Google has become yet another high profile Silicon Valley tech giant to be engulfed in a privacy breach scandal. In March this year, just when Facebook was dealing with a major fall out after the Cambridge Analytica data scandal, Google discovered that user data may have been compromised. A bug in the API for Google+ had been allowing third-party applications and their developers to access data from Google+ users without permission. The bug also allowed these developers to access friend’s data without consent. It sounds familiar, right? Well, it’s actually because it’s the same thing Facebook had to deal with in the wake of the Cambridge Analytica scandal.
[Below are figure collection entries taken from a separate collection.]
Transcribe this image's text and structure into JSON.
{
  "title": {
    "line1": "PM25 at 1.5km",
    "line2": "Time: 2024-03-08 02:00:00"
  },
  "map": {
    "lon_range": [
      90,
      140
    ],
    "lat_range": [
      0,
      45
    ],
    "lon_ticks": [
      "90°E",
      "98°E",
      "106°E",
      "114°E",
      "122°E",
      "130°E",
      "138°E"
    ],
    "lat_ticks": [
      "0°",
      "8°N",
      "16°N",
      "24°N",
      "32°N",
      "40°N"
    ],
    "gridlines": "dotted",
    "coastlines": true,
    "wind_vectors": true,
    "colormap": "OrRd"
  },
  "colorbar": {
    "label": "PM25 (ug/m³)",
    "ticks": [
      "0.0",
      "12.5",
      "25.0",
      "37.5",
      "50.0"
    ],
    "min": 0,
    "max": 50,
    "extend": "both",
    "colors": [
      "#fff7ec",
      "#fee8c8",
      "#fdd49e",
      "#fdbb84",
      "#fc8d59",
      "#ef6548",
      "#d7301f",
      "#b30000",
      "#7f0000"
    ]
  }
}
In the Facebook case, the UK company was accused of inappropriately harvesting user data for political purposes. Mark Zuckerberg was in fact summoned in front of the US Senate to shed light on this breach and it seems Google had the same problem all the while. The only difference between the search engine giant and Facebook is that the former failed to disclose or even acknowledge this breach.
The Wall Street Journal reported that Google’s decision not to report the breach was made to avoid a public relations fall out. The search engine company was also hoping to keep off regulatory scrutiny. According to Google policy and legal officials, a disclosure would have likely put the company in the middle of a massive PR scandal at a time when Facebook was also dealing with the same issue. The company felt that the timing wasn’t right adding that disclosure would have certainly invited “regulatory enforcement.” Google also noted that it would be very precarious to have two major tech companies in the US under the public spotlight for privacy breaches so it decided to keep its mouth shut.
It seems though that there was no plan to announce the breach at all. However, the cat is out of the bag. In fact, Google announced that it will be shutting down Google+ shortly after the Wall Street Journal report was published. The search engine giant also revealed that it’s looking into new ways to improve privacy protections in third-party applications.
In a blog post announcing the closure, Google revealed that the breach had affected nearly half a million users. The company also added that over 438 third-party apps were involved. However, Google defended the third-party developers arguing that it’s very likely they didn’t know that this bug existed. The company also noted that there was no evidence to suggest that information obtained as a result was abused in any way.
There’s no federal law or regulatory requirement that forces Google to disclose any data leaks on its end. However, there are state levels laws that have come into effect recently which demand full disclosure in case such an incident happens. Just recently, Uber was fined millions of dollars after failing to disclose a breach in driver’s information by Illinois DA’s office. Google concluded by confirming it will implement a series of privacy changes to prevent this from happening again in the future.